En fait, il manque une pièce au puzzle, que Michel Ciment a du mal à cerner. Cette femme, qui parle des femmes, qui aime les femmes, ne combat pas les hommes et joue dans leur cour, est difficile à caser. Impossible de lui coller l’étiquette féministe puisqu’elle ne combat pas. Par ailleurs - Michel Ciment prend la peine de le faire remarquer - elle est hétérosexuelle.

Le secret de cette mini-impasse intellectuelle, certes habilement contournée, mais irréductiblement masculine, tient dans une toute petite nuance. Michel Ciment, à deux reprises, parle de LA femme, celle si bien décrite par tel ou tel. Et de citer ceux qui sont censés avoir parlé de cette inoxydable figure abstraite qui emprisonne les femmes réelles : Michelangelo Antonioni, George Cukor, Ingmar Bergman.
Or, élément basique de tout surgissement du féminin, fût-il venu des Antipodes ou de quelque singularité, depuis plus de quarante ans, il faut se souvenir que personne ne parle plus de LA femme, mais DES femmes. Et que nul n’empêche plus désormais les spectateurs de voir l’errance de Monica Vitti, la folie de Bibi Andersson, ou le jungle red de Norma Shearer, comme des trajectoires spécifiques, s’abreuvant aux mœurs du temps, mais non essentialistes.

Or, là, sans doute, peut être trouvée la vraie cohérence de l’œuvre de Jane Campion, aux apparences disparates.
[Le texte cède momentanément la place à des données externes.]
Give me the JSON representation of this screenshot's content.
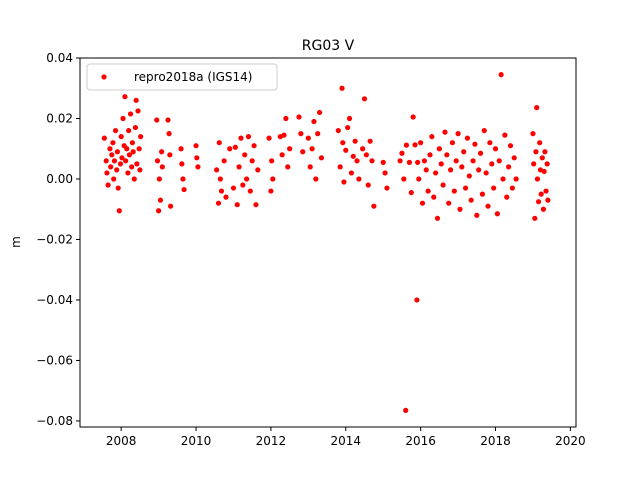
{
  "chart_data": {
    "type": "scatter",
    "title": "RG03 V",
    "xlabel": "",
    "ylabel": "m",
    "xlim": [
      2006.9,
      2020.15
    ],
    "ylim": [
      -0.082,
      0.04
    ],
    "x_ticks": [
      2008,
      2010,
      2012,
      2014,
      2016,
      2018,
      2020
    ],
    "x_tick_labels": [
      "2008",
      "2010",
      "2012",
      "2014",
      "2016",
      "2018",
      "2020"
    ],
    "y_ticks": [
      -0.08,
      -0.06,
      -0.04,
      -0.02,
      0.0,
      0.02,
      0.04
    ],
    "y_tick_labels": [
      "−0.08",
      "−0.06",
      "−0.04",
      "−0.02",
      "0.00",
      "0.02",
      "0.04"
    ],
    "grid": false,
    "legend_position": "top-left",
    "marker_color": "#ff0000",
    "series": [
      {
        "name": "repro2018a (IGS14)",
        "color": "#ff0000",
        "marker": "circle",
        "points": [
          [
            2007.55,
            0.0135
          ],
          [
            2007.6,
            0.006
          ],
          [
            2007.62,
            0.002
          ],
          [
            2007.65,
            -0.002
          ],
          [
            2007.7,
            0.01
          ],
          [
            2007.72,
            0.004
          ],
          [
            2007.75,
            0.008
          ],
          [
            2007.78,
            0.012
          ],
          [
            2007.8,
            0.0
          ],
          [
            2007.82,
            0.006
          ],
          [
            2007.85,
            0.016
          ],
          [
            2007.88,
            0.003
          ],
          [
            2007.9,
            0.009
          ],
          [
            2007.92,
            -0.003
          ],
          [
            2007.95,
            -0.0105
          ],
          [
            2007.98,
            0.005
          ],
          [
            2008.0,
            0.014
          ],
          [
            2008.02,
            0.007
          ],
          [
            2008.05,
            0.02
          ],
          [
            2008.08,
            0.011
          ],
          [
            2008.1,
            0.0272
          ],
          [
            2008.12,
            0.006
          ],
          [
            2008.15,
            0.01
          ],
          [
            2008.18,
            0.002
          ],
          [
            2008.2,
            0.016
          ],
          [
            2008.22,
            0.008
          ],
          [
            2008.25,
            0.0215
          ],
          [
            2008.28,
            0.004
          ],
          [
            2008.3,
            0.012
          ],
          [
            2008.32,
            0.009
          ],
          [
            2008.35,
            0.0
          ],
          [
            2008.38,
            0.017
          ],
          [
            2008.4,
            0.026
          ],
          [
            2008.42,
            0.005
          ],
          [
            2008.45,
            0.0225
          ],
          [
            2008.48,
            0.01
          ],
          [
            2008.5,
            0.003
          ],
          [
            2008.52,
            0.014
          ],
          [
            2008.95,
            0.0195
          ],
          [
            2008.97,
            0.006
          ],
          [
            2009.0,
            -0.0105
          ],
          [
            2009.02,
            0.0
          ],
          [
            2009.05,
            -0.007
          ],
          [
            2009.08,
            0.009
          ],
          [
            2009.1,
            0.004
          ],
          [
            2009.25,
            0.0195
          ],
          [
            2009.28,
            0.015
          ],
          [
            2009.3,
            0.008
          ],
          [
            2009.32,
            -0.009
          ],
          [
            2009.6,
            0.01
          ],
          [
            2009.62,
            0.005
          ],
          [
            2009.65,
            0.0
          ],
          [
            2009.68,
            -0.0035
          ],
          [
            2010.0,
            0.011
          ],
          [
            2010.02,
            0.007
          ],
          [
            2010.05,
            0.004
          ],
          [
            2010.55,
            0.003
          ],
          [
            2010.6,
            -0.008
          ],
          [
            2010.62,
            0.012
          ],
          [
            2010.65,
            0.0
          ],
          [
            2010.68,
            -0.004
          ],
          [
            2010.75,
            0.006
          ],
          [
            2010.8,
            -0.006
          ],
          [
            2010.9,
            0.01
          ],
          [
            2011.0,
            -0.003
          ],
          [
            2011.05,
            0.0105
          ],
          [
            2011.1,
            -0.0085
          ],
          [
            2011.15,
            0.004
          ],
          [
            2011.2,
            0.0135
          ],
          [
            2011.25,
            -0.002
          ],
          [
            2011.3,
            0.008
          ],
          [
            2011.35,
            0.0
          ],
          [
            2011.4,
            0.014
          ],
          [
            2011.45,
            -0.004
          ],
          [
            2011.5,
            0.006
          ],
          [
            2011.55,
            0.011
          ],
          [
            2011.6,
            -0.0085
          ],
          [
            2011.65,
            0.003
          ],
          [
            2011.95,
            0.0135
          ],
          [
            2012.0,
            -0.004
          ],
          [
            2012.02,
            0.006
          ],
          [
            2012.05,
            0.0
          ],
          [
            2012.25,
            0.014
          ],
          [
            2012.3,
            0.008
          ],
          [
            2012.35,
            0.0145
          ],
          [
            2012.4,
            0.02
          ],
          [
            2012.45,
            0.004
          ],
          [
            2012.5,
            0.01
          ],
          [
            2012.75,
            0.0205
          ],
          [
            2012.8,
            0.015
          ],
          [
            2012.85,
            0.009
          ],
          [
            2013.0,
            0.0135
          ],
          [
            2013.05,
            0.004
          ],
          [
            2013.1,
            0.01
          ],
          [
            2013.15,
            0.019
          ],
          [
            2013.2,
            0.0
          ],
          [
            2013.25,
            0.015
          ],
          [
            2013.3,
            0.022
          ],
          [
            2013.35,
            0.007
          ],
          [
            2013.8,
            0.016
          ],
          [
            2013.85,
            0.004
          ],
          [
            2013.9,
            0.03
          ],
          [
            2013.92,
            0.012
          ],
          [
            2013.95,
            -0.001
          ],
          [
            2014.0,
            0.0095
          ],
          [
            2014.05,
            0.017
          ],
          [
            2014.1,
            0.02
          ],
          [
            2014.15,
            0.002
          ],
          [
            2014.2,
            0.0075
          ],
          [
            2014.25,
            0.0125
          ],
          [
            2014.3,
            0.006
          ],
          [
            2014.35,
            0.0
          ],
          [
            2014.45,
            0.01
          ],
          [
            2014.5,
            0.0265
          ],
          [
            2014.55,
            0.008
          ],
          [
            2014.6,
            -0.002
          ],
          [
            2014.65,
            0.0125
          ],
          [
            2014.7,
            0.006
          ],
          [
            2014.75,
            -0.009
          ],
          [
            2015.0,
            0.0055
          ],
          [
            2015.05,
            0.002
          ],
          [
            2015.1,
            -0.003
          ],
          [
            2015.45,
            0.006
          ],
          [
            2015.5,
            0.0085
          ],
          [
            2015.55,
            0.0
          ],
          [
            2015.6,
            -0.0765
          ],
          [
            2015.62,
            0.0112
          ],
          [
            2015.7,
            0.0055
          ],
          [
            2015.75,
            -0.0045
          ],
          [
            2015.8,
            0.0205
          ],
          [
            2015.85,
            0.0113
          ],
          [
            2015.9,
            -0.04
          ],
          [
            2015.92,
            0.0055
          ],
          [
            2015.95,
            0.0
          ],
          [
            2016.0,
            0.012
          ],
          [
            2016.05,
            -0.008
          ],
          [
            2016.1,
            0.006
          ],
          [
            2016.15,
            0.003
          ],
          [
            2016.2,
            -0.004
          ],
          [
            2016.25,
            0.008
          ],
          [
            2016.3,
            0.014
          ],
          [
            2016.35,
            -0.006
          ],
          [
            2016.4,
            0.002
          ],
          [
            2016.45,
            -0.013
          ],
          [
            2016.5,
            0.01
          ],
          [
            2016.55,
            0.005
          ],
          [
            2016.6,
            -0.002
          ],
          [
            2016.65,
            0.0155
          ],
          [
            2016.7,
            0.008
          ],
          [
            2016.75,
            -0.008
          ],
          [
            2016.8,
            0.003
          ],
          [
            2016.85,
            0.012
          ],
          [
            2016.9,
            -0.004
          ],
          [
            2016.95,
            0.006
          ],
          [
            2017.0,
            0.015
          ],
          [
            2017.05,
            -0.01
          ],
          [
            2017.1,
            0.004
          ],
          [
            2017.15,
            0.009
          ],
          [
            2017.2,
            -0.003
          ],
          [
            2017.25,
            0.0135
          ],
          [
            2017.3,
            0.001
          ],
          [
            2017.35,
            -0.007
          ],
          [
            2017.4,
            0.006
          ],
          [
            2017.45,
            0.0115
          ],
          [
            2017.5,
            -0.012
          ],
          [
            2017.55,
            0.003
          ],
          [
            2017.6,
            0.0085
          ],
          [
            2017.65,
            -0.005
          ],
          [
            2017.7,
            0.016
          ],
          [
            2017.75,
            0.002
          ],
          [
            2017.8,
            -0.009
          ],
          [
            2017.85,
            0.012
          ],
          [
            2017.9,
            0.005
          ],
          [
            2017.95,
            -0.003
          ],
          [
            2018.0,
            0.01
          ],
          [
            2018.05,
            -0.0115
          ],
          [
            2018.1,
            0.006
          ],
          [
            2018.15,
            0.0345
          ],
          [
            2018.2,
            0.0
          ],
          [
            2018.25,
            0.0145
          ],
          [
            2018.3,
            -0.006
          ],
          [
            2018.35,
            0.004
          ],
          [
            2018.4,
            0.011
          ],
          [
            2018.45,
            -0.003
          ],
          [
            2018.5,
            0.007
          ],
          [
            2018.55,
            0.0
          ],
          [
            2019.0,
            0.015
          ],
          [
            2019.02,
            0.005
          ],
          [
            2019.05,
            -0.013
          ],
          [
            2019.08,
            0.009
          ],
          [
            2019.1,
            0.0236
          ],
          [
            2019.12,
            0.0
          ],
          [
            2019.15,
            -0.0075
          ],
          [
            2019.18,
            0.012
          ],
          [
            2019.2,
            0.003
          ],
          [
            2019.22,
            -0.005
          ],
          [
            2019.25,
            0.007
          ],
          [
            2019.28,
            -0.01
          ],
          [
            2019.3,
            0.0025
          ],
          [
            2019.32,
            0.009
          ],
          [
            2019.35,
            -0.004
          ],
          [
            2019.38,
            0.005
          ],
          [
            2019.4,
            -0.007
          ]
        ]
      }
    ]
  }
}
Elle raconte des destins, des corps, des émotions, des époques, les pays de femmes toutes différentes, aux innombrables facettes, qui appartiennent au féminin, donc au genre humain, avant d’appartenir au genre femelle, dont "l’essence" s’est évaporée depuis bien longtemps. Cette préface n’est pas seulement émouvante, elle est aussi une bonne nouvelle : les passerelles entre hommes et femmes ne cesseront plus de se multiplier, comblant le ravin qui les séparait.

Quoiqu’il en soit, ce livre est aussi l’ouvrage de référence sur Jane Campion, définitive pour l’instant, en attendant la suite de cette œuvre polysémique. (1)

Anne Vignaux-Laurent
Jeune Cinéma n°363, décembre 2014

1. Jane Campion est la première réalisatrice lauréate de la Palme d’or, pour La Leçon de piano (The Piano) en 1993.
En 2022, elle vient d’obtenir l’Oscar de la meilleure réalisation pour The Power of the Dog (2021), sa dernière œuvre, réalisée après 8 ans de silence.


Michel Ciment, Jane Campion par Jane Camion, Paris, Éditions Cahiers du cinéma, 200 images en couleur et noir et blanc, comprenant des photographies de famille et des documents de travail inédits issus des archives de Jane Campion, 2014, 224 p.
Édition actualisée et augmentée en 2022.